■5月20日の夜までに
5月19、20日の快進撃において、用意周到だったグデーリアン率いる第19装甲師団は絶好調でした。その中でも配下の第2装甲師団はこの二日でペロンヌ周辺から100km近くを疾走してしまいます。そして最後は燃料に不安を抱えながらも行ける所まで突っ走って、ついに英仏海峡に到達してしまうのです。これでマンシュタインの考えた作戦の大筋が完成した事になります。ただし、その後のツメ、最後の最後の段階の展開に大失敗するんですけどね。
この辺りを地図で確認して置きましょう。まずは既に見た、ヒゲのヒトラー公認進撃直前の18日の日没までの状況。ちなみに地図上では記載しませんでしたが、セダンとストンヌで大打撃を受け、一時的にグデーリアンの配下を離れた大ドイツ歩兵連隊は第10師団を追う形て行動を再開しており、19日の段階で正式にグデーリアンの配下部隊に復帰しています。
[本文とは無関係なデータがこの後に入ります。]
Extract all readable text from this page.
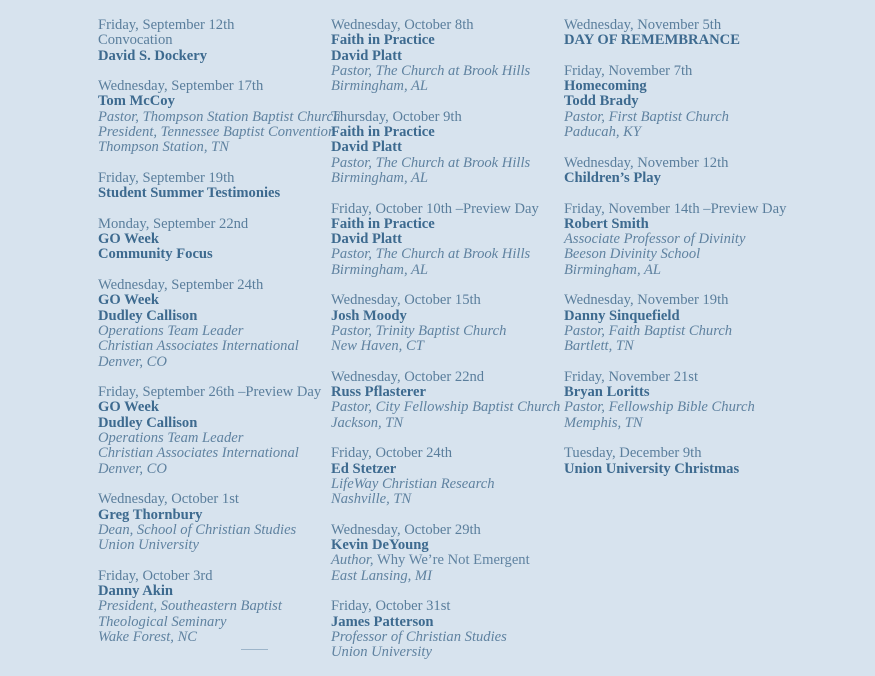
Friday, September 12th
Convocation
David S. Dockery
Wednesday, September 17th
Tom McCoy
Pastor, Thompson Station Baptist Church
President, Tennessee Baptist Convention
Thompson Station, TN
Friday, September 19th
Student Summer Testimonies
Monday, September 22nd
GO Week
Community Focus
Wednesday, September 24th
GO Week
Dudley Callison
Operations Team Leader
Christian Associates International
Denver, CO
Friday, September 26th –Preview Day
GO Week
Dudley Callison
Operations Team Leader
Christian Associates International
Denver, CO
Wednesday, October 1st
Greg Thornbury
Dean, School of Christian Studies
Union University
Friday, October 3rd
Danny Akin
President, Southeastern Baptist
Theological Seminary
Wake Forest, NC
Wednesday, October 8th
Faith in Practice
David Platt
Pastor, The Church at Brook Hills
Birmingham, AL
Thursday, October 9th
Faith in Practice
David Platt
Pastor, The Church at Brook Hills
Birmingham, AL
Friday, October 10th –Preview Day
Faith in Practice
David Platt
Pastor, The Church at Brook Hills
Birmingham, AL
Wednesday, October 15th
Josh Moody
Pastor, Trinity Baptist Church
New Haven, CT
Wednesday, October 22nd
Russ Pflasterer
Pastor, City Fellowship Baptist Church
Jackson, TN
Friday, October 24th
Ed Stetzer
LifeWay Christian Research
Nashville, TN
Wednesday, October 29th
Kevin DeYoung
Author, Why We’re Not Emergent
East Lansing, MI
Friday, October 31st
James Patterson
Professor of Christian Studies
Union University
Wednesday, November 5th
DAY OF REMEMBRANCE
Friday, November 7th
Homecoming
Todd Brady
Pastor, First Baptist Church
Paducah, KY
Wednesday, November 12th
Children’s Play
Friday, November 14th –Preview Day
Robert Smith
Associate Professor of Divinity
Beeson Divinity School
Birmingham, AL
Wednesday, November 19th
Danny Sinquefield
Pastor, Faith Baptist Church
Bartlett, TN
Friday, November 21st
Bryan Loritts
Pastor, Fellowship Bible Church
Memphis, TN
Tuesday, December 9th
Union University Christmas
そこからほぼ二日後の状況が以下の地図です。注目はソンム川沿いのグデーリアンの第19装甲軍団の快進撃でしょう。ソンム川を盾に南方からのフランス軍の反撃を防ぐ形で進撃、さらに第2装甲師団が途中から先行します。この結果、20日夜の段階で河口近くの都市、アベビル(Abbeville)に同師団は到達、さらに機械化歩兵からなる一個狙撃兵大隊を海峡部に送り出し、この日についに英仏海峡に到達しています。すなわち、ベルギー北部の平野部に展開する、連合軍主力の脱出口を塞ぐのに成功したのです。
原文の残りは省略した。